Aliette de Bodard’s 2021 Fireheart Tiger is a standalone secondary-universe fantasy.
Princess Thanh was dispatched to Ephteria as a child; the least favourite child, she was the natural choice to send as hostage to the powerful faraway country. As a young woman she has returned to her homeland, Bình Hải. Her experiences changed her in ways that she is reluctant to reveal.
There was a fire. There are fires.
Objects tend to burst into flames when Thanh is around. It’s not something she does on purpose, if indeed she is causing the fires. Since she does not understand why or how this happens, it’s nothing she can do to stop it. She smothers the fires as soon as she notices them, all the while hoping that nobody ever connects the princess with a rash of small fires.
Ephteria is simultaneously Bình Hải’s greatest ally and its greatest threat. The assistance the imperial nation grants Bình Hải allows Bình Hải to resist the territorial ambitions of its immediate neighbours. The catch is that Ephteria has its own ambitions and they do not require proximity. Whether it’s special legal concessions for its misbehaving traders or other matters, Ephteria is always pushing for new accommodations.

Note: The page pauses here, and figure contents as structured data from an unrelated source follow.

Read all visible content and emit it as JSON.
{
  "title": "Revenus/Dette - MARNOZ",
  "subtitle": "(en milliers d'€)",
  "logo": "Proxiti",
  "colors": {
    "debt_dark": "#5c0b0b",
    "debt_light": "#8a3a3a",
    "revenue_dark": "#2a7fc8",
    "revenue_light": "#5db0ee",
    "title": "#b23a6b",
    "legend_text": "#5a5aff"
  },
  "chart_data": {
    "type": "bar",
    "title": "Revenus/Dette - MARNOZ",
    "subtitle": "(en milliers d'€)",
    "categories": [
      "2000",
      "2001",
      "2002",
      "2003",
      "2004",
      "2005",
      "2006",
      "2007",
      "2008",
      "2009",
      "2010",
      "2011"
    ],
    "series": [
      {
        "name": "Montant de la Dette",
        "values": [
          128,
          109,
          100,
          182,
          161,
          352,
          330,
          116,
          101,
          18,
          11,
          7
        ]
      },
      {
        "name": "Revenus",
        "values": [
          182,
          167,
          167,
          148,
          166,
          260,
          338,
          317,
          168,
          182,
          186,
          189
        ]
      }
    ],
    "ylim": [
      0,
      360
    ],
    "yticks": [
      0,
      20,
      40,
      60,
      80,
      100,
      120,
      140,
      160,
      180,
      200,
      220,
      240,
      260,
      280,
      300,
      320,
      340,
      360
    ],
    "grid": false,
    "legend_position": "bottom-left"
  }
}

When the latest embassy from Ephteria arrives, Thanh is tasked with dealing with the visitors. It’s a thankless job, since the results can only be displeasing. Ephteria is consistent that way. There is one compensation: the embassy includes the beguiling Eldris, Thanh’s ex-lover.
Eldris has her own agenda in addition to serving as an emissary. First of all, she’s determined to transition from ex- to current lover. She is also determined to return to her homeland with Thanh as her bride.
It’s a very intriguing proposal. Marriage to an aristocrat of the first water has clear benefits that may well outweigh the costs, both for Thanh and for her homeland. There’s just one hitch. There’s someone new in Thanh’s life. This presents Thanh with a problem: should she embrace her old flame and all the imperial baggage that comes with the relationship, or take a chance on the hot new thing?
I picked this in part because it has a pretty cover. Publishers who want me to review their book might want to take heed.
There are actually a lot of hitches. Even if Thanh didn’t have romantic options, there is the fact that she would be very much the junior partner if she married Eldris. She would be the exotic bride who no doubt could be set aside easily once Eldris got bored (assuming Thanh didn’t conveniently fall off a balcony into a pit filled with vipers). Additionally, dynastic union might be a convenient step towards Ephteria’s assimilation of Thanh’s much smaller homeland. Most of the benefits are short term and the risks are mostly long term. Still, one has to get through the short term to reach the long term.
(In Ephteria’s defense, the conduct of other nations in the region suggests they would treat Ephteria no better than Ephteria if they had the upper hand. It’s all power politics, if not naked, then definitely scantily clad.)
This seems to be aristocratic courtship drama week here at James Nicoll Reviews. Partly this is just a fluke; but there’s also the fact that books about the travails of the wealthy and high-born are common. It does not take too many draws to get a run of this sort. De Bodard is at least a more than commonly skilled writer and Thanh an engagingly powerless aristocrat.